[personal profile] seabird78
Had some lunch with a couple colleagues today. The topic of writing came up, and K spoke about how she's been feeling the need to find a genre that gives her personal satisfaction, so that the stuff she crafts for work is not the only way she wields her pen.

She referenced me as an example. To paraphrase, she said something like, "Yeah you write here during the day to pay the bills but really, you're a novelist. You have a higher purpose."

It's funny how I'm much more inclined to believe such a statement when it comes from someone other than myself. As if it becomes that much more true by virtue of someone else being able to see that in me and recognize and acknowledge it.

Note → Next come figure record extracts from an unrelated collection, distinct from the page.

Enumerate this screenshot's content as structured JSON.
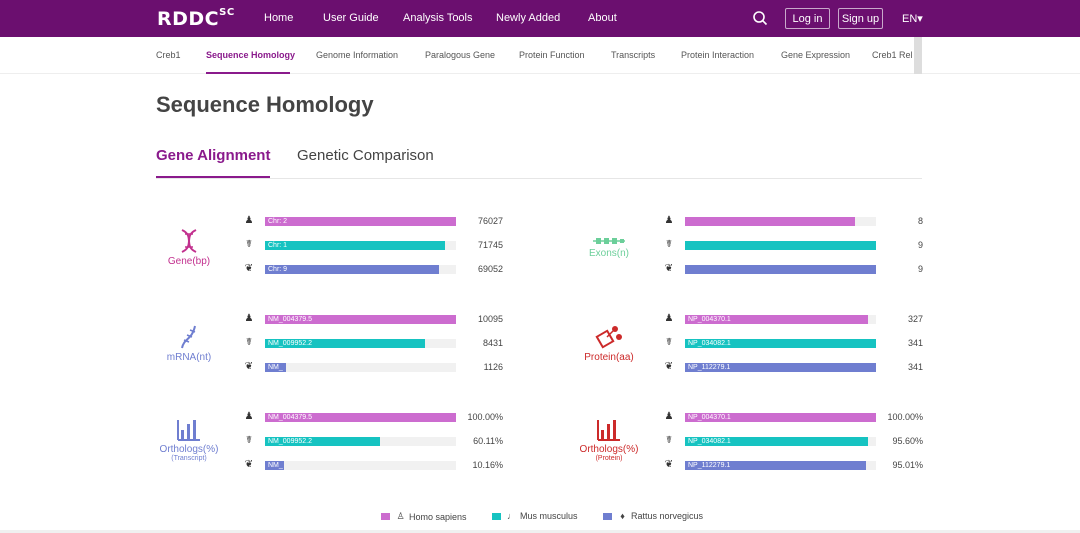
{
  "brand": {
    "name": "RDDC",
    "sup": "SC"
  },
  "topnav": {
    "items": [
      "Home",
      "User Guide",
      "Analysis Tools",
      "Newly Added",
      "About"
    ],
    "login": "Log in",
    "signup": "Sign up",
    "lang": "EN▾"
  },
  "subnav": {
    "items": [
      "Creb1",
      "Sequence Homology",
      "Genome Information",
      "Paralogous Gene",
      "Protein Function",
      "Transcripts",
      "Protein Interaction",
      "Gene Expression",
      "Creb1 Rel >"
    ]
  },
  "page_title": "Sequence Homology",
  "tabs": [
    "Gene Alignment",
    "Genetic Comparison"
  ],
  "colors": {
    "human": "#cc6ccf",
    "mouse": "#16c3c1",
    "rat": "#6f7ed0",
    "brand": "#6b0f6f"
  },
  "species_icons": [
    "human-icon",
    "mouse-icon",
    "rat-icon"
  ],
  "panels": {
    "gene": {
      "title": "Gene(bp)",
      "rows": [
        {
          "label": "Chr: 2",
          "value": "76027",
          "fraction": 1.0
        },
        {
          "label": "Chr: 1",
          "value": "71745",
          "fraction": 0.94
        },
        {
          "label": "Chr: 9",
          "value": "69052",
          "fraction": 0.91
        }
      ]
    },
    "exons": {
      "title": "Exons(n)",
      "rows": [
        {
          "label": "",
          "value": "8",
          "fraction": 0.89
        },
        {
          "label": "",
          "value": "9",
          "fraction": 1.0
        },
        {
          "label": "",
          "value": "9",
          "fraction": 1.0
        }
      ]
    },
    "mrna": {
      "title": "mRNA(nt)",
      "rows": [
        {
          "label": "NM_004379.5",
          "value": "10095",
          "fraction": 1.0
        },
        {
          "label": "NM_009952.2",
          "value": "8431",
          "fraction": 0.84
        },
        {
          "label": "NM_",
          "value": "1126",
          "fraction": 0.11
        }
      ]
    },
    "protein": {
      "title": "Protein(aa)",
      "rows": [
        {
          "label": "NP_004370.1",
          "value": "327",
          "fraction": 0.96
        },
        {
          "label": "NP_034082.1",
          "value": "341",
          "fraction": 1.0
        },
        {
          "label": "NP_112279.1",
          "value": "341",
          "fraction": 1.0
        }
      ]
    },
    "orthologs_transcript": {
      "title": "Orthologs(%)",
      "sub": "(Transcript)",
      "rows": [
        {
          "label": "NM_004379.5",
          "value": "100.00%",
          "fraction": 1.0
        },
        {
          "label": "NM_009952.2",
          "value": "60.11%",
          "fraction": 0.6011
        },
        {
          "label": "NM_",
          "value": "10.16%",
          "fraction": 0.1016
        }
      ]
    },
    "orthologs_protein": {
      "title": "Orthologs(%)",
      "sub": "(Protein)",
      "rows": [
        {
          "label": "NP_004370.1",
          "value": "100.00%",
          "fraction": 1.0
        },
        {
          "label": "NP_034082.1",
          "value": "95.60%",
          "fraction": 0.956
        },
        {
          "label": "NP_112279.1",
          "value": "95.01%",
          "fraction": 0.9501
        }
      ]
    }
  },
  "legend": [
    "Homo sapiens",
    "Mus musculus",
    "Rattus norvegicus"
  ]
}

I wish I knew why that's the case. Why I'm so hungry for external validation. I guess it's because I've ingrained the wrong-headed idea that creative writing aspirations are frivolous and impractical, and because I've endured more than my fair share of eye rolls when I've tried to explain them to people in the past.

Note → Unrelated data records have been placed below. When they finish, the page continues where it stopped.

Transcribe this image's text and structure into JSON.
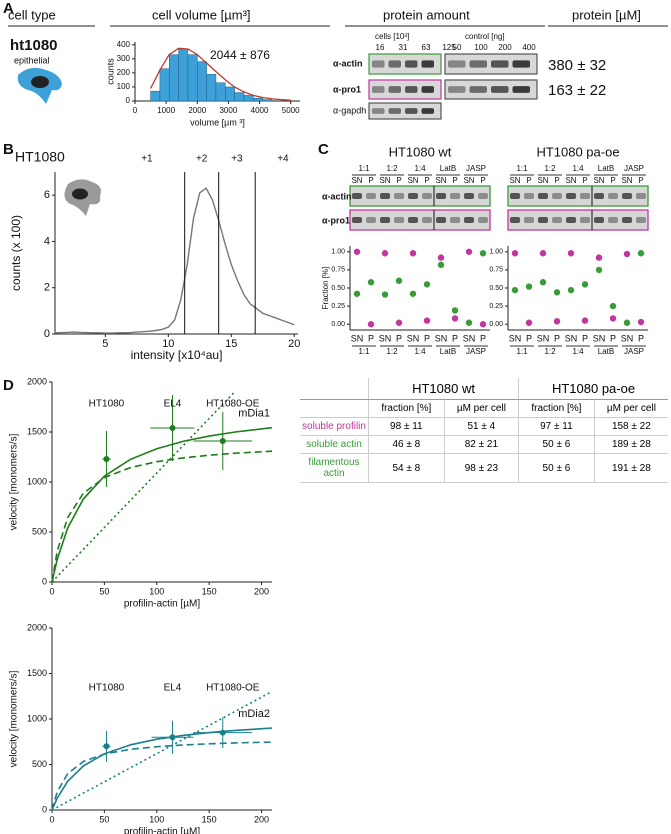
{
  "panels": [
    "A",
    "B",
    "C",
    "D"
  ],
  "panel_a": {
    "headers": [
      "cell type",
      "cell volume [µm³]",
      "protein amount",
      "protein [µM]"
    ],
    "cell_name": "ht1080",
    "cell_kind": "epithelial",
    "cells_label": "cells [10³]",
    "cells": [
      "16",
      "31",
      "63",
      "125"
    ],
    "control_label": "control [ng]",
    "control": [
      "50",
      "100",
      "200",
      "400"
    ],
    "blot_labels": [
      "α-actin",
      "α-pro1",
      "α-gapdh"
    ],
    "actin_conc": "380 ± 32",
    "profilin_conc": "163 ± 22"
  },
  "table": {
    "groups": [
      "HT1080 wt",
      "HT1080 pa-oe"
    ],
    "columns": [
      "fraction [%]",
      "µM per cell",
      "fraction [%]",
      "µM per cell"
    ],
    "rows": [
      {
        "label": "soluble profilin",
        "color": "#c0369d",
        "cells": [
          "98 ± 11",
          "51 ± 4",
          "97 ± 11",
          "158 ± 22"
        ]
      },
      {
        "label": "soluble actin",
        "color": "#3a9b3a",
        "cells": [
          "46 ± 8",
          "82 ± 21",
          "50 ± 6",
          "189 ± 28"
        ]
      },
      {
        "label": "filamentous actin",
        "color": "#3a9b3a",
        "cells": [
          "54 ± 8",
          "98 ± 23",
          "50 ± 6",
          "191 ± 28"
        ]
      }
    ]
  },
  "chart_data": [
    {
      "type": "histogram",
      "xlabel": "volume [µm ³]",
      "ylabel": "counts",
      "annotation": "2044 ± 876",
      "bins": [
        500,
        800,
        1100,
        1400,
        1700,
        2000,
        2300,
        2600,
        2900,
        3200,
        3500,
        3800,
        4100,
        4400
      ],
      "values": [
        70,
        230,
        330,
        370,
        330,
        280,
        190,
        130,
        100,
        60,
        40,
        20,
        10
      ],
      "color": "#3ea0d8",
      "fit": {
        "x": [
          500,
          800,
          1100,
          1400,
          1700,
          2000,
          2300,
          2600,
          2900,
          3200,
          3500,
          3800,
          4100,
          4400,
          5000
        ],
        "values": [
          90,
          220,
          330,
          375,
          370,
          330,
          270,
          210,
          150,
          100,
          65,
          40,
          25,
          15,
          5
        ],
        "color": "#c0392b"
      },
      "xlim": [
        0,
        5300
      ],
      "ylim": [
        0,
        420
      ],
      "xticks": [
        0,
        1000,
        2000,
        3000,
        4000,
        5000
      ],
      "yticks": [
        0,
        100,
        200,
        300,
        400
      ]
    },
    {
      "type": "line",
      "title": "HT1080",
      "xlabel": "intensity [x10⁴au]",
      "ylabel": "counts (x 100)",
      "x": [
        1,
        1.5,
        2,
        2.5,
        3,
        3.5,
        4,
        4.5,
        5,
        5.5,
        6,
        6.5,
        7,
        7.5,
        8,
        8.5,
        9,
        9.5,
        10,
        10.5,
        11,
        11.5,
        12,
        12.5,
        13,
        13.5,
        14,
        14.5,
        15,
        15.5,
        16,
        16.5,
        17,
        17.5,
        18,
        18.5,
        19,
        19.5,
        20
      ],
      "values": [
        0.05,
        0.06,
        0.07,
        0.08,
        0.07,
        0.06,
        0.05,
        0.05,
        0.04,
        0.04,
        0.05,
        0.05,
        0.06,
        0.08,
        0.1,
        0.12,
        0.15,
        0.2,
        0.3,
        0.6,
        1.5,
        3,
        5,
        6.1,
        6.3,
        5.8,
        4.9,
        3.9,
        3.0,
        2.3,
        1.7,
        1.3,
        1.1,
        0.9,
        0.8,
        0.7,
        0.6,
        0.5,
        0.4
      ],
      "color": "#777777",
      "gates": [
        11.3,
        14,
        16.9
      ],
      "gate_labels": [
        "+1",
        "+2",
        "+3",
        "+4"
      ],
      "xlim": [
        1,
        20.3
      ],
      "ylim": [
        0,
        7
      ],
      "xticks": [
        5,
        10,
        15,
        20
      ],
      "yticks": [
        0,
        2,
        4,
        6
      ]
    },
    {
      "type": "scatter",
      "title": "HT1080 wt",
      "ylabel": "Fraction [%]",
      "categories": [
        "SN",
        "P",
        "SN",
        "P",
        "SN",
        "P",
        "SN",
        "P",
        "SN",
        "P"
      ],
      "groups": [
        "1:1",
        "1:2",
        "1:4",
        "LatB",
        "JASP"
      ],
      "blot_labels": [
        "α-actin",
        "α-pro1"
      ],
      "ylim": [
        -0.08,
        1.08
      ],
      "yticks": [
        {
          "value": 0,
          "label": "0.00"
        },
        {
          "value": 0.25,
          "label": "0.25"
        },
        {
          "value": 0.5,
          "label": "0.50"
        },
        {
          "value": 0.75,
          "label": "0.75"
        },
        {
          "value": 1,
          "label": "1.00"
        }
      ],
      "series": [
        {
          "color": "#c0369d",
          "values": [
            1.0,
            0.0,
            0.98,
            0.02,
            0.98,
            0.05,
            0.92,
            0.08,
            1.0,
            0.0
          ]
        },
        {
          "color": "#3a9b3a",
          "values": [
            0.42,
            0.58,
            0.41,
            0.6,
            0.42,
            0.55,
            0.82,
            0.19,
            0.02,
            0.98
          ]
        }
      ]
    },
    {
      "type": "scatter",
      "title": "HT1080 pa-oe",
      "categories": [
        "SN",
        "P",
        "SN",
        "P",
        "SN",
        "P",
        "SN",
        "P",
        "SN",
        "P"
      ],
      "groups": [
        "1:1",
        "1:2",
        "1:4",
        "LatB",
        "JASP"
      ],
      "ylim": [
        -0.08,
        1.08
      ],
      "yticks": [
        {
          "value": 0,
          "label": "0.00"
        },
        {
          "value": 0.25,
          "label": "0.25"
        },
        {
          "value": 0.5,
          "label": "0.50"
        },
        {
          "value": 0.75,
          "label": "0.75"
        },
        {
          "value": 1,
          "label": "1.00"
        }
      ],
      "series": [
        {
          "color": "#c0369d",
          "values": [
            0.98,
            0.02,
            0.98,
            0.04,
            0.98,
            0.05,
            0.92,
            0.08,
            0.97,
            0.03
          ]
        },
        {
          "color": "#3a9b3a",
          "values": [
            0.47,
            0.52,
            0.58,
            0.44,
            0.47,
            0.55,
            0.75,
            0.25,
            0.02,
            0.98
          ]
        }
      ]
    },
    {
      "type": "kinetics",
      "xlabel": "profilin-actin [µM]",
      "ylabel": "velocity [monomers/s]",
      "color": "#1e7b1e",
      "x": [
        0,
        5,
        15,
        30,
        50,
        75,
        100,
        125,
        150,
        175,
        210
      ],
      "series": [
        {
          "name": "mDia1",
          "style": "solid",
          "values": [
            0,
            225,
            540,
            831,
            1059,
            1227,
            1333,
            1406,
            1459,
            1500,
            1543
          ]
        },
        {
          "style": "dashed",
          "values": [
            0,
            309,
            645,
            888,
            1044,
            1145,
            1203,
            1241,
            1268,
            1288,
            1308
          ]
        },
        {
          "style": "dotted",
          "values": [
            0,
            55,
            164,
            327,
            545,
            818,
            1090,
            1363,
            1635,
            1908,
            null
          ]
        }
      ],
      "points": {
        "labels": [
          "HT1080",
          "EL4",
          "HT1080-OE"
        ],
        "x": [
          52,
          115,
          163
        ],
        "values": [
          1230,
          1540,
          1410
        ],
        "xerr": [
          4,
          21,
          28
        ],
        "yerr": [
          280,
          330,
          290
        ]
      },
      "xlim": [
        0,
        210
      ],
      "ylim": [
        0,
        2000
      ],
      "xticks": [
        0,
        50,
        100,
        150,
        200
      ],
      "yticks": [
        0,
        500,
        1000,
        1500,
        2000
      ]
    },
    {
      "type": "kinetics",
      "xlabel": "profilin-actin [µM]",
      "ylabel": "velocity [monomers/s]",
      "color": "#1b7f8c",
      "x": [
        0,
        5,
        15,
        30,
        50,
        75,
        100,
        125,
        150,
        175,
        210
      ],
      "series": [
        {
          "name": "mDia2",
          "style": "solid",
          "values": [
            0,
            131,
            315,
            485,
            618,
            716,
            778,
            820,
            851,
            875,
            900
          ]
        },
        {
          "style": "dashed",
          "values": [
            0,
            200,
            400,
            533,
            615,
            667,
            696,
            714,
            727,
            737,
            746
          ]
        },
        {
          "style": "dotted",
          "values": [
            0,
            31,
            93,
            186,
            310,
            465,
            620,
            775,
            930,
            1085,
            1302
          ]
        }
      ],
      "points": {
        "labels": [
          "HT1080",
          "EL4",
          "HT1080-OE"
        ],
        "x": [
          52,
          115,
          163
        ],
        "values": [
          700,
          800,
          850
        ],
        "xerr": [
          4,
          20,
          28
        ],
        "yerr": [
          170,
          180,
          170
        ]
      },
      "xlim": [
        0,
        210
      ],
      "ylim": [
        0,
        2000
      ],
      "xticks": [
        0,
        50,
        100,
        150,
        200
      ],
      "yticks": [
        0,
        500,
        1000,
        1500,
        2000
      ]
    }
  ]
}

After so much of that you start to assume everyone is going to feel that way. You expect that everyone is going to laugh off your impossible dreams. Or if they don't, then they're gonna address them in a patronizing tone and make you feel like a silly little girl for having them.

With this in mind, I guess it's no wonder that it's such a wondrous thing when that doesn't happen, when people like K or D or D or even M acknowledge and accept and encourage novel writing as a viable goal. When they see it as a foregone conclusion, and refer to me as an author before I feel I've fully earned the right to use that label.

Any time that happens, I get that much closer to believing it myself, or if not, then at least closer to wanting to prove them right, so as not to disappoint. I've always felt my people-pleasing tendencies were to my detriment, but in this case I suppose I can use them to work in my favor.

Sorry for all this rambling. It seems that the only writing I'm capable of lately is messy stream-of-consciousness.

Date: 2009-09-02 09:18 pm (UTC)
From: [identity profile] lynnbo-momo.livejournal.com
I totally relate. And stream-of-consciousness writing is better than my lame-ass facebook notes about TV shows, so don't feel bad!

I am also a people-pleaser and love feedback. But I have to strain and tell myself that feedback is often a sort of blockage, a way to stopping the momentum, of giving into fear. I'm a big believer in Carol Bly's views on creative process. I have to remind myself not to share with everyone, and remind myself that I'm in charge, no one else is, and when I let others' ideas or perceived views of my work - or god forbid, what might SELL - come into my head, it contaminates my true motivation.

Lately, I'm on one research bender after another, following the things that fascinate me until I'm saturated and sick of them. This seems to give me endless things to teach about and also write about. But I can't seem to write when I'm teaching. Or when the weather is nice. It's a good thing I live in Minnesota.